Pre-tariff Imported Cars Surge in Popularity in the US, Toyota RAV4 the Fastest-selling.

On Wednesday, April 2, President Trump announced that a 25% tariff will be imposed on all imported cars, effective on April 3. A 25% tariff will also be imposed on car components exported to the United States, effective before May 3. Many people are concerned that car prices will increase, leading to a rush to buy vehicles before the tariffs take effect.

Currently, car manufacturers with sufficient inventory have the advantage, while those with lower stock, such as Toyota, are facing price hike pressures.

According to data from Cox Automotive, as of March 17, Toyota’s inventory turnover days for cars stood at 32.7 days, significantly lower than the industry average of 89 days, indicating that Toyota’s stock is depleting faster than its competitors. The popular RAV4 model has an inventory turnover of only 20.9 days.

As the world’s largest car manufacturer, Toyota has stated that it currently has no plans to raise prices in the United States. Erin Keating, an analyst at Cox Automotive, mentioned that Toyota informed her they could increase production at their Kentucky plant, but from a purely financial perspective, the decision not to raise prices could be fragile.

SBI Securities automotive industry analyst Koji Endo predicts that Toyota “may gradually start raising prices from early May.”

“Their inventory is very limited… not even enough for a month of sales, all inventory will soon be sold out,” Endo said.

Seiji Sugiura, a senior analyst at Tokai Tokyo Intelligence Laboratory, believes that the weak Japanese yen allows Toyota to delay price increases, giving them leverage to compete with American rivals such as General Motors, Ford, and Stellantis.

Cox Automotive identified five car models most impacted by the tariffs, with an average inventory turnover of 51 days. These include Honda CR-V, Chevrolet Trax, Subaru Forester, Chevrolet Equinox, and Honda HR-V.
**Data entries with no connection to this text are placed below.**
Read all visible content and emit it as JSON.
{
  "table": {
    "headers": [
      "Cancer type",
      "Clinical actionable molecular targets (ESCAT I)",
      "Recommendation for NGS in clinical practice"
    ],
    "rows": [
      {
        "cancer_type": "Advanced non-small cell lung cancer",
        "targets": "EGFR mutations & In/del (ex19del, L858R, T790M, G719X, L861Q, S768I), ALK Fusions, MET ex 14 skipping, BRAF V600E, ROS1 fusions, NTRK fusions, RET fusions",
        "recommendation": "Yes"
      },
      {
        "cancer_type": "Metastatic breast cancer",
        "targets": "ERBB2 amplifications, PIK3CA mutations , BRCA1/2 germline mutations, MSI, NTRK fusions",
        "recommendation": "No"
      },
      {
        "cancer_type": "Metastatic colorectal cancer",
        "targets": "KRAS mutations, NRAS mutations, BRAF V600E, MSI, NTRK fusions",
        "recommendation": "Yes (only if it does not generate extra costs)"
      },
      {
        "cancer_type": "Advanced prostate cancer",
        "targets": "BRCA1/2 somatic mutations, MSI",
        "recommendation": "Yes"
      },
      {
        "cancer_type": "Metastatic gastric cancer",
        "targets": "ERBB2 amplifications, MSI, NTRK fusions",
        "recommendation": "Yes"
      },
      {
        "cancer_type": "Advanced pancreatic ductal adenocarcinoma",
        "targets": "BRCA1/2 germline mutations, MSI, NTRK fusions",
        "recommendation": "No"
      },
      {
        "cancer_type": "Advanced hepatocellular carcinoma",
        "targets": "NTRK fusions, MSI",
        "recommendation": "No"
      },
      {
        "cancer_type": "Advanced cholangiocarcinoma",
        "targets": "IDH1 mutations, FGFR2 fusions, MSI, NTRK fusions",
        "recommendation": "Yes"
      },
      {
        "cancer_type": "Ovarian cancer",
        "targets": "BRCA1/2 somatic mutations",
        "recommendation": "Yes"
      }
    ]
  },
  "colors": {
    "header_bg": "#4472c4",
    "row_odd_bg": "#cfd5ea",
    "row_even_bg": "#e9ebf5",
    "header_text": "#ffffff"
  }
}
According to data from Kelley Blue Book, following the COVID-19 pandemic, car prices have already experienced a surge. The average new car price in February was around $48,000, a 25% increase compared to five years ago.

Experts suggest that prices may rise once again. Art Wheaton, a labor research director at Cornell University and transportation industry expert, pointed out that the tariff impact could be significant and almost immediate.

The scope of this wave of car tariffs is extensive, covering not only imported cars and car parts but also automotive computers, affecting goods estimated to exceed $460 billion.

AEG estimates that for cars produced or assembled in the U.S., the tariffs could add an additional $2,500 to $5,000 for economy cars, $5,000 to $8,000 for midsize cars, and $10,000 to $15,000 for SUVs and luxury models.

For imported cars from Europe and Asia, tariffs on small car models could see an increase of $8,000 to $10,000, while luxury cars, SUVs, and sports cars could face tariff impacts of up to $20,000 or even higher.

AEG suggests that car manufacturers may initially absorb some of the tariff costs in the first year but ultimately shift production partially to the U.S. and potentially reduce the quantity of models sold in the U.S., passing on all tariff costs to consumers.

Daniel Ives, an analyst at Wedbush Securities, believes that average car prices could increase by $5,000 to $10,000, with prices rising right off the production line.

Finished cars that arrive at U.S. ports before the tariffs take effect are in demand as they are not subject to the new tariffs, allowing for lower prices.

According to reports by AOL, a major European car manufacturer revealed that they had shipped as many luxury car models to the U.S. as possible before the tariffs were implemented.

Many consumers wary of high tariffs have decided to make car purchases recently.

Justin Emerson, a salesperson at an Audi dealership in suburban Phoenix, reported that in the past few weeks, used cars have been selling quickly. On the day the car tariffs were announced, a couple concerned about the tariffs purchased a car.

Normally having 28 to 35 used cars in stock, Emerson mentioned that they are now left with only half. Nicole Foster, who works in the healthcare industry in Houston, said the looming tariffs prompted her to change her mind about buying a new car.

Her car warranty expires at the end of this year, and although she had no plans to buy a new car, the imminent tariffs persuaded her otherwise. In December 2024, she traded her 2018 Volkswagen Tiguan for a 2024 model to avoid tariff impacts. “When I saw the car, I signed the papers right away. Under normal circumstances, I wouldn’t have done that,” she said.

CEO of AEG, Patrick L. Anderson, advised, “If you are looking to buy a new car and find one you like, my suggestion is to purchase it immediately.” He added, “If you have a reliable used car, my advice is to maintain it well because that car may last longer than expected.”